Cem Yılmaz ise rolünün hakkını vermiş gibi ama ondada problemler var. O nasıl bir ölüm sahnesidir. Bi an şaka yapıyor sandım. Adam kalbine kurşun yiyor 2 dakika ayakta kalıp kahvede eğlence yapıyor yere düşüyor bide el kol hareketleri yapıyor öyle ölüyor. Ulan aranızda hiç mi aklı başında adam yok kalbinden vurulan adam olduğu yere yığılır gözünü bile kırpmaya fırsatı olmaz.Ayrıca filmde çok aptalca sahneler vardı. Ben sanmıyorum ki herhangi bir polis memuru bir ceset parçasını (el) alıp gidip diğer polisi dürterek şaka yapabilsin. Ayrıca o bir delildir ve kimse dokunamaz. Ha bide adamlar gayet gerçekçi bir el yapmışlar ama gözüme gözümüze soka soka "aha bakın nasılda el yaptık lan" der gibi 3d havası estirmelerine gerek yoktu.
Araba kovalama sahnesinde de (asit'in aracıyla gözden kaybolduğu yer) tek yönlü bir yolda karşıdan gelen arabanın sokağa dalması (ki karşısındaki tek yönlü bir sokak) ve gelen arabaya yol vermeyip üstüne üstlük bide artizlik yapmasıda çok aptalcaydı. Ben İdris'in yerinde olsam kafasına sıkardım o şoförün.
Kızın abisinin silahla karakola dalabilmeside garibime gitti. Benim bildiğim karakollarda girişte metal dedektörü ile tarama yapılır.
İdris'in sevgilisinin elektrik kesildiği halindeki or.spuluğu alkışa değerdi. Resmen kendini s.ktirtmek için elektriği kendi kesmiş bile olabilir. O kadar kötü bir oyunculuk zor bulunur. Bi an kadın İdris'i vurma niyetiyle numara yapıyor sandım. Bide senaryo tutarsızlığı çok yüksekti bu kadında çünkü cafe sahnesinde sebepsiz yere seni istemiyorum olayları çok anlamsızdı. Gel beni vur diyor sanki kahpe.
Cinayet masası polisisin adam kesin katil biliyosun oda bildiğini biliyor ve adamın elinde av tüfeğiyle ormanın ortasında adama katil olduğunu bildiğini söylüyorsun ve arkana bakmadan çıkıp gidiyorsun. Katilde bişey yapmıyor. Bu nasıl iş anlamadım. Amerikan filmlerinde olsa yarım saat ormanda çatışma sahnesi izlerdik.
Ustaya saygısızlık etmek gibi olmasın kendisini çok severim zaten ama ARTIK ŞENER ŞEN'e aksiyon filmlerinde rol vermeyin arkadaş. Adamın aksiyon yaşı geçti, dram yaşına girdi.
Son olarak filmde tek beğendiğim gerçekten bravo dediğim yer, İdris ve sevgilisinin karakolda ve cafedeki tartışmalarıydı. Cidden stres oldum.

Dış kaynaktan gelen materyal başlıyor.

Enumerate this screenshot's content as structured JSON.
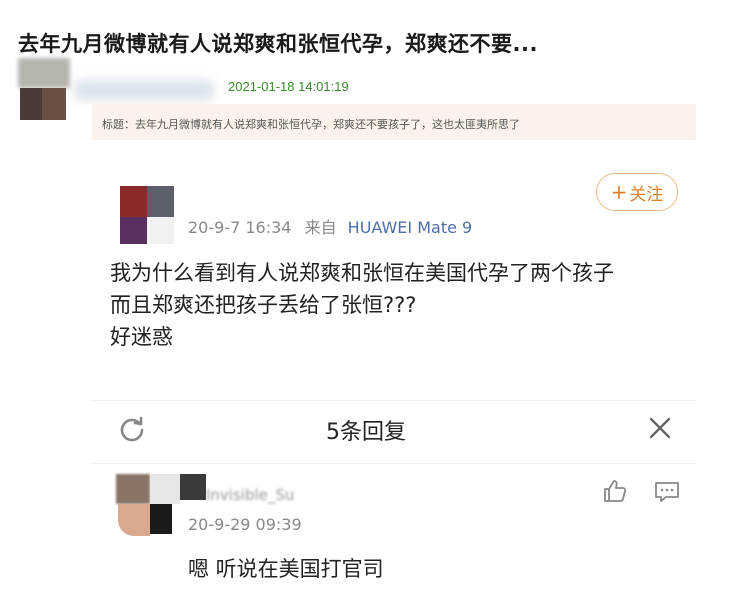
{
  "article": {
    "title": "去年九月微博就有人说郑爽和张恒代孕，郑爽还不要...",
    "date": "2021-01-18 14:01:19",
    "tag_text": "标题：去年九月微博就有人说郑爽和张恒代孕，郑爽还不要孩子了，这也太匪夷所思了"
  },
  "post": {
    "follow_plus": "+",
    "follow_label": "关注",
    "timestamp": "20-9-7 16:34",
    "source_prefix": "来自",
    "device": "HUAWEI Mate 9",
    "lines": [
      "我为什么看到有人说郑爽和张恒在美国代孕了两个孩子",
      "而且郑爽还把孩子丢给了张恒???",
      "好迷惑"
    ]
  },
  "replies": {
    "header": "5条回复",
    "items": [
      {
        "username": "Invisible_Su",
        "timestamp": "20-9-29 09:39",
        "text": "嗯 听说在美国打官司"
      }
    ]
  },
  "colors": {
    "date_green": "#3a8a2e",
    "follow_orange": "#d9822b",
    "device_blue": "#4d6ea3",
    "tag_bg": "#fbf3ea"
  }
}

Çok gerçekçi oynamışlardı. Keşke filmin tümünde de aynı tutarlılığı devam ettirebilselerdi.Filmle ilgili daha çok eleştri yapabilirim. Bu kadar filmle laf etmemin asıl nedeni sevdiğim oyuncuların mundar edilmesi. Görüntü kalitesi yüksek olan bir filmin klişelerle dolu bir konu ile çöpe gitmesidir.
Şimdi geliyoruz sonuca; filmin OSCAR kazananını açıklıyorum: Cafe'deki garson. Evet tartışmadan çıkan İdris'in bir hışımla silahını üzerine doğrulttuğu garson çocuk ve "aman abi sakin abi sakin abi" diye ağlamaklı ve heyecanlı haykırışları çok gerçekçiydi. Bi an gerçekten altına sıçtı sandım, bravo.Filme gitmek isteyenlerin şevkini kırmak istemezdim ama durum bu. İzlenmesede olur.